Please use this identifier to cite or link to this item: /library/oar/handle/123456789/140925
Title: Analysis of caesarean section rates in Malta using the Robson ten-group classification system
Authors: Sant Fournier, Kristina
Gatt, Miriam
Calleja, Neville
Keywords: Cesarean section -- Malta
Childbirth -- Malta
Obstetrics -- Case studies
Delivery (Obstetrics)
Issue Date: 2025
Publisher: Medip Academy
Citation: Sant Fournier, K., Gatt, M., Calleja, N. (2025). Analysis of caesarean section rates in Malta using the Robson ten-group classification system. International Journal of Reproduction, Contraception, Obstetrics and Gynecology, 14(11), 3700-3708.

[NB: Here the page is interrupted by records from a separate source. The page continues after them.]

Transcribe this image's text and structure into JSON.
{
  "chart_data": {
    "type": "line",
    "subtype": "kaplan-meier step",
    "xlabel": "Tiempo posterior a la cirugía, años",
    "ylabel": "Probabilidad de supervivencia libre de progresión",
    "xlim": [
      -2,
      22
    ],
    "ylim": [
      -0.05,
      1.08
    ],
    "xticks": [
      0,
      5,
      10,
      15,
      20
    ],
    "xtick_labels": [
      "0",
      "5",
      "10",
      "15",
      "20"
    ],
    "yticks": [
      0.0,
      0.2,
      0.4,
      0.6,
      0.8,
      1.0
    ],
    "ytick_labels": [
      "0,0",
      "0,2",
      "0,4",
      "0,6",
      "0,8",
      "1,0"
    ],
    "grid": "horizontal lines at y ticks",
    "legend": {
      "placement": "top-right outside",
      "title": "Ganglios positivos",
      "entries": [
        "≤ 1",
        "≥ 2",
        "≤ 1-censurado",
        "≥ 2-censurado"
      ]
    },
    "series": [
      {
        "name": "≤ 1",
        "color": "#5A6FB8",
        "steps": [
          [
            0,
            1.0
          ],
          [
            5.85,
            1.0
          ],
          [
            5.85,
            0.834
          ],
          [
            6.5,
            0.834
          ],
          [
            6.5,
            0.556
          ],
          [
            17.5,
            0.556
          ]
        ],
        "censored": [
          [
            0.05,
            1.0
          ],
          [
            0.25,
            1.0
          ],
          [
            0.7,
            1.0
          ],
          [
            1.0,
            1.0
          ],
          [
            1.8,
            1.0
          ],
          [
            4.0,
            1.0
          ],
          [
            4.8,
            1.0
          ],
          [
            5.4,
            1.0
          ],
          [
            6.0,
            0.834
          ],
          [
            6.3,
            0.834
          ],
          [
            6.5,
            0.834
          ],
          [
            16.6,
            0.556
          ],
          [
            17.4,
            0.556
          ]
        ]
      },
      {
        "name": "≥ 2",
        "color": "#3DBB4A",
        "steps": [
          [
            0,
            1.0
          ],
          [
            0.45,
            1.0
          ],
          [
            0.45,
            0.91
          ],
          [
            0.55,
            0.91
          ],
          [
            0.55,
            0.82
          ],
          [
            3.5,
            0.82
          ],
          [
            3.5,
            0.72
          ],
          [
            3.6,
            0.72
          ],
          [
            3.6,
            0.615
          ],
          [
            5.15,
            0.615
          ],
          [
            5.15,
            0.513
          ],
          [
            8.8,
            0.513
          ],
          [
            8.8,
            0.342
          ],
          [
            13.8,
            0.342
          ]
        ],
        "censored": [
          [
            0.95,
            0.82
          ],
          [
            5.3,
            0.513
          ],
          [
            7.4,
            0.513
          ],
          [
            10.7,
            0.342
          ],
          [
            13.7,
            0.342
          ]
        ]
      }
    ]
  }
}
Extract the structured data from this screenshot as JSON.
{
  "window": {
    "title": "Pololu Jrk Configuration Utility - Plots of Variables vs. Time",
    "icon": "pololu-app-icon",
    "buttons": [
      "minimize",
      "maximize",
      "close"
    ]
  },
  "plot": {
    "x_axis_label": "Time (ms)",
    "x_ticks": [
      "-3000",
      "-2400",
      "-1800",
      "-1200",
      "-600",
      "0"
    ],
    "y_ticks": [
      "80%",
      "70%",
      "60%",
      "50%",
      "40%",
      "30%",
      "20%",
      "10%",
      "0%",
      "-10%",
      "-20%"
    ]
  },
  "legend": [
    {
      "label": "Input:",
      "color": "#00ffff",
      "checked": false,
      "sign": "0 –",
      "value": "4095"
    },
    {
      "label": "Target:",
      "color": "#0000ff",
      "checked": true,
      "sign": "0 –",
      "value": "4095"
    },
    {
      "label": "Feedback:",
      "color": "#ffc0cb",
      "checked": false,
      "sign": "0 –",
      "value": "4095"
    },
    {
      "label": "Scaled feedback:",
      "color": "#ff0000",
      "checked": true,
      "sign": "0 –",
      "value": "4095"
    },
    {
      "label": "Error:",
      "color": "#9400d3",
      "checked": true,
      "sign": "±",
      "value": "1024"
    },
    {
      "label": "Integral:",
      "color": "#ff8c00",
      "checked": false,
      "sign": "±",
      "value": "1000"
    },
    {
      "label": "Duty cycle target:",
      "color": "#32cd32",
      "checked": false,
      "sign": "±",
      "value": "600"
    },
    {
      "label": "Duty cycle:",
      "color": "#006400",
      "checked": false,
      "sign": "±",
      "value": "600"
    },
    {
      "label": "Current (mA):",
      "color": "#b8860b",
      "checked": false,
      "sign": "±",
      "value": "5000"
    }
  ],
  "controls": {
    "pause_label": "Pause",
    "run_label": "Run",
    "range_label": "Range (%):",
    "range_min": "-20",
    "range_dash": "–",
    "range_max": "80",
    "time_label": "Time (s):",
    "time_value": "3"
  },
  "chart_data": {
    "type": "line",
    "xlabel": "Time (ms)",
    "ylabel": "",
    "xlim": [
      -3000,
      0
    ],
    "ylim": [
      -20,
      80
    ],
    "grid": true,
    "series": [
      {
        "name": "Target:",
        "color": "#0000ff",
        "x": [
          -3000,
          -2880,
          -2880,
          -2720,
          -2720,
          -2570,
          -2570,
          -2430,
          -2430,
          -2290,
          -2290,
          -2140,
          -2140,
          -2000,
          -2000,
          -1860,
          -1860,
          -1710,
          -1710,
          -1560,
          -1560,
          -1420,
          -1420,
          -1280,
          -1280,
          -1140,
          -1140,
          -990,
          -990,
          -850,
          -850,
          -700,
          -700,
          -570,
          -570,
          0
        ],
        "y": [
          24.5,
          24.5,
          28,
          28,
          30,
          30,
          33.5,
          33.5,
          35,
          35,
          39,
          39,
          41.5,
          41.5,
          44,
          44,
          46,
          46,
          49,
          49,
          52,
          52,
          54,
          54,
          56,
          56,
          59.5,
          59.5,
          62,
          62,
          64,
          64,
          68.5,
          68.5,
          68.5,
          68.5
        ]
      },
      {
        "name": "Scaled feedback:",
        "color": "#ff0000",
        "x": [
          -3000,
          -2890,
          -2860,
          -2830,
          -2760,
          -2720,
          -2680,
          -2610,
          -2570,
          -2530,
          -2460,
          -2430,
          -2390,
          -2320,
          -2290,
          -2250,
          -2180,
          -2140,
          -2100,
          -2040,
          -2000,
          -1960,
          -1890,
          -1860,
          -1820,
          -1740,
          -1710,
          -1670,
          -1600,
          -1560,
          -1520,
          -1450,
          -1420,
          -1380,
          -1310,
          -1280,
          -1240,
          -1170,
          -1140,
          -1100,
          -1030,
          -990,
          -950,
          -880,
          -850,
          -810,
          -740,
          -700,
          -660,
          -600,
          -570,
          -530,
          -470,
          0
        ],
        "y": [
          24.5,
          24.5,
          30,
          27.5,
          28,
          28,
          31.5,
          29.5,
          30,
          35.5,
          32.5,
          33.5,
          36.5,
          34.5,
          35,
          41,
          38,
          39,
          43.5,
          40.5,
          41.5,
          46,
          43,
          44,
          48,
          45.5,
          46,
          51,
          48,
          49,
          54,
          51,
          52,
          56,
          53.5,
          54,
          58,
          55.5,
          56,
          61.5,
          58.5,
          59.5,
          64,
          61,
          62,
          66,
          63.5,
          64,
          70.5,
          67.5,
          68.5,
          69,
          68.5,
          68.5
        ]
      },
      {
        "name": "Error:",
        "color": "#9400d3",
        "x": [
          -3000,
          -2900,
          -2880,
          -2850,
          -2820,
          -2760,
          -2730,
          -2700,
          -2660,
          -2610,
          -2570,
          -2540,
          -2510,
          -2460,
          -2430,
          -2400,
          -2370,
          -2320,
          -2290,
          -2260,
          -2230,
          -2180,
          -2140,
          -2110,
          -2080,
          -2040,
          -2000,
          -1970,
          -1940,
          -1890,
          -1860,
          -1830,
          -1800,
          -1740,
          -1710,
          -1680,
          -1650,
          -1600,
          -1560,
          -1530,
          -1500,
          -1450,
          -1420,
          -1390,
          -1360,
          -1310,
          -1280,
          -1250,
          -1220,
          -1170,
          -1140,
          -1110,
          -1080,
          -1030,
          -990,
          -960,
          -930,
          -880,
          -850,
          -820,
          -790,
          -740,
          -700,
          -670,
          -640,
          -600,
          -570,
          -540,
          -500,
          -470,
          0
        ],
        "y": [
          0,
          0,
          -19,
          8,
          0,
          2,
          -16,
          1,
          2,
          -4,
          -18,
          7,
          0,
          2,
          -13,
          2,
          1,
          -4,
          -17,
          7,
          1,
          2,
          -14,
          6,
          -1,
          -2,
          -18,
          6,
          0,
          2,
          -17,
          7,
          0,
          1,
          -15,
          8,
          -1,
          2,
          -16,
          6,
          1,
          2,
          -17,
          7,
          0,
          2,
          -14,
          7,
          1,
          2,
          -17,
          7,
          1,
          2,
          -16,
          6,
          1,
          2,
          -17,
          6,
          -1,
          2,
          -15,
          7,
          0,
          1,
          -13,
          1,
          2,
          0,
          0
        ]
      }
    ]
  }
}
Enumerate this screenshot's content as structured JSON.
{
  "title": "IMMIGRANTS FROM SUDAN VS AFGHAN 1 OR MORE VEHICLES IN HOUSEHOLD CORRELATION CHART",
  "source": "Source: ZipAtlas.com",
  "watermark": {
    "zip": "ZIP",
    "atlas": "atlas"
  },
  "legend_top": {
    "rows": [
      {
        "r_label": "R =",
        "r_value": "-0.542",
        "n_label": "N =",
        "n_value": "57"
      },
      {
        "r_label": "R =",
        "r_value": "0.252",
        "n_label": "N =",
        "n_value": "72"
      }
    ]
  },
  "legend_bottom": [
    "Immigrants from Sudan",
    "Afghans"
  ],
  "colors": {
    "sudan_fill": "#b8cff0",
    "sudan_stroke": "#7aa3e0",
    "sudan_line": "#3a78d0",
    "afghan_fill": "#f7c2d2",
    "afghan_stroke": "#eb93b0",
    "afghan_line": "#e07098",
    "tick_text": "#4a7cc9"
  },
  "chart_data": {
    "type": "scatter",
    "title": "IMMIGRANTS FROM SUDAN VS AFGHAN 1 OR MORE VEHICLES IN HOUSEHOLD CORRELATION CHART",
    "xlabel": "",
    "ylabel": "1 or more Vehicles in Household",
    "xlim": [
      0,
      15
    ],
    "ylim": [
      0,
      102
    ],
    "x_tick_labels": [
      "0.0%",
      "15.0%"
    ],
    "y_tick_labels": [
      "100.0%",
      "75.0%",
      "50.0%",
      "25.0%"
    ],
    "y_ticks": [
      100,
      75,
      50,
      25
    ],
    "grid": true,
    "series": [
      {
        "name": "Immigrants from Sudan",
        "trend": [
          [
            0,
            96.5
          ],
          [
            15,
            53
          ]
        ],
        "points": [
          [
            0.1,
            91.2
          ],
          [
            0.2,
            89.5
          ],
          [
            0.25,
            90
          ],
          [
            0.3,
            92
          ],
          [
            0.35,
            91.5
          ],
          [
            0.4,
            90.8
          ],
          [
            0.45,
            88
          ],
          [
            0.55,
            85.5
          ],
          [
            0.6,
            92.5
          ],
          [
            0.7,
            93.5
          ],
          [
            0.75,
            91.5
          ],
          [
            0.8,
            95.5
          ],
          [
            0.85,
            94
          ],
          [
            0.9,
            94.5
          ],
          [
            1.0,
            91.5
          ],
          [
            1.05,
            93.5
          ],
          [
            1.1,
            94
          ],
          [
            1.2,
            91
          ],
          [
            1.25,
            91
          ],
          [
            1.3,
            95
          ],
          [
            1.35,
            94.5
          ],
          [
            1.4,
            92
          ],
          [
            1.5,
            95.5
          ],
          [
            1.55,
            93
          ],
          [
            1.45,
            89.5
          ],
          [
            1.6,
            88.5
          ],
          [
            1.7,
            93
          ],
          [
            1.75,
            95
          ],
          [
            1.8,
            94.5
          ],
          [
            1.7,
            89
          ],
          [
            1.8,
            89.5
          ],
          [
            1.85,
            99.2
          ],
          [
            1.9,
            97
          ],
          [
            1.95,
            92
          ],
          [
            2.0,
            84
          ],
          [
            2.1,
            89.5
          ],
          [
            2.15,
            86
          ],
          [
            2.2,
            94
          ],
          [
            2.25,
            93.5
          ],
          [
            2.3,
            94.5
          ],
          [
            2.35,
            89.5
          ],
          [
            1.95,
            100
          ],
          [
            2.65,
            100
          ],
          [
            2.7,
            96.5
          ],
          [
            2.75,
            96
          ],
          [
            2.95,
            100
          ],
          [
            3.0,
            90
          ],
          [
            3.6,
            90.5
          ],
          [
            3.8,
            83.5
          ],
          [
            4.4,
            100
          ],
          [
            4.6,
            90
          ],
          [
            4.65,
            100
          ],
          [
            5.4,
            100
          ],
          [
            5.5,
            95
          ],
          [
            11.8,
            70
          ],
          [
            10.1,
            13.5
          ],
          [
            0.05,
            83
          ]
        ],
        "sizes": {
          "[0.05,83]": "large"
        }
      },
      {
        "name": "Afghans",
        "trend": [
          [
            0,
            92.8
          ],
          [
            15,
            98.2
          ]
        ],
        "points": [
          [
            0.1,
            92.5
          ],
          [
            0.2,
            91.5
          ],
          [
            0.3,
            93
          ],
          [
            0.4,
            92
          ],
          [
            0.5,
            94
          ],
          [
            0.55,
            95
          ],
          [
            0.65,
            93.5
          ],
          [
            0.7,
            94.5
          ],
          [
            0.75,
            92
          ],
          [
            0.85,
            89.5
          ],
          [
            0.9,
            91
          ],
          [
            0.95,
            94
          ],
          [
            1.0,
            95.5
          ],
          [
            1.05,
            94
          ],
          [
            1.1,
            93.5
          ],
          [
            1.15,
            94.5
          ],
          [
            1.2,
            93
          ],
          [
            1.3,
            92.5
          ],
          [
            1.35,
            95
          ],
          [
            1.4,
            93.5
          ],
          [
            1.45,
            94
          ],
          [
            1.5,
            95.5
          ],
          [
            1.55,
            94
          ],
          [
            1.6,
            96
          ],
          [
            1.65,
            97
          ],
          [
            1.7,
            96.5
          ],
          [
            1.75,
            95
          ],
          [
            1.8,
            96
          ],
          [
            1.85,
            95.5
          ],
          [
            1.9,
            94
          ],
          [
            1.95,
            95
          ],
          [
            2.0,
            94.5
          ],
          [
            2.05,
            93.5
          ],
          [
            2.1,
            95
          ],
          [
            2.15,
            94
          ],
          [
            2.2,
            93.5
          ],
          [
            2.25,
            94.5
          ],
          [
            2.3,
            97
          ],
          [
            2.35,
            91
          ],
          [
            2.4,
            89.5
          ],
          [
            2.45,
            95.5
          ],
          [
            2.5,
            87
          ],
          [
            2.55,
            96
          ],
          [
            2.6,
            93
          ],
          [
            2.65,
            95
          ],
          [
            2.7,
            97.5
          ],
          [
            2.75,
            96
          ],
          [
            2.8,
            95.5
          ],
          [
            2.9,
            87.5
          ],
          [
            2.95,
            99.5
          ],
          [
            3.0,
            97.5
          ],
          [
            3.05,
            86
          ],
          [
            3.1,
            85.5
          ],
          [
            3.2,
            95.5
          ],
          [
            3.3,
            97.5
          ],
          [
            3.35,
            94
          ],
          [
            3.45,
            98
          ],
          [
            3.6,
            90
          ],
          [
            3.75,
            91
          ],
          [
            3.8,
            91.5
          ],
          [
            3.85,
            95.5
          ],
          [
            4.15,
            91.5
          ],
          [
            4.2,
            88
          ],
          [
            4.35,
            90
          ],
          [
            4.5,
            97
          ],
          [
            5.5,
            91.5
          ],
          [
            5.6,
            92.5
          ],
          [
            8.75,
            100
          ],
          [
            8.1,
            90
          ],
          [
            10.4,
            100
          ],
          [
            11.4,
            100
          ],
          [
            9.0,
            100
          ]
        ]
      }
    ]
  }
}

Abstract: Background: Caesarean section (CS) rates continue to rise globally. In Malta, the rate of caesarean deliveries has increased by eight percentage points over the past two decades. The World Health Organization recommends the use of the Robson classification as a global standard for monitoring and auditing CS. This study aimed to examine CS rates in the Maltese Islands across two time periods using the Robson classification. Methods: A retrospective, registry-based study was conducted covering all deliveries between 2009-2013 and 2019- 2023. Women undergoing childbirth in Malta and Gozo were allocated to one of the 10 Robson groups. Changes in overall CS rates and contributions by Robson group between the two periods were analysed using significance tests. Indications for CS were analysed for 2019-2023. Results: A total of 42,585 deliveries were analysed across both periods. Despite more advanced maternal age and a higher proportion of non-Maltese mothers over the time periods, the CS rate remained stable (31.9% in 2009-2013; 32.6% in 2019-2023). Contributions to the overall CS rate of Robson groups 5 (previous CS), 6 and 7 (breech) increased significantly, whilst contributions of groups 1 (nullipara, spontaneous labour), 2 (nullipara, induction/pre-labour CS), 8 (multiple pregnancies), and 10 (preterm) decreased significantly between study periods. The top contributors remained Robson groups 5 and 2, followed by 1. Conclusions: The Robson classification allows identification of the obstetric populations driving CS use. Our study findings provide a starting point for auditing of obstetric practices with a view to reducing CS rates.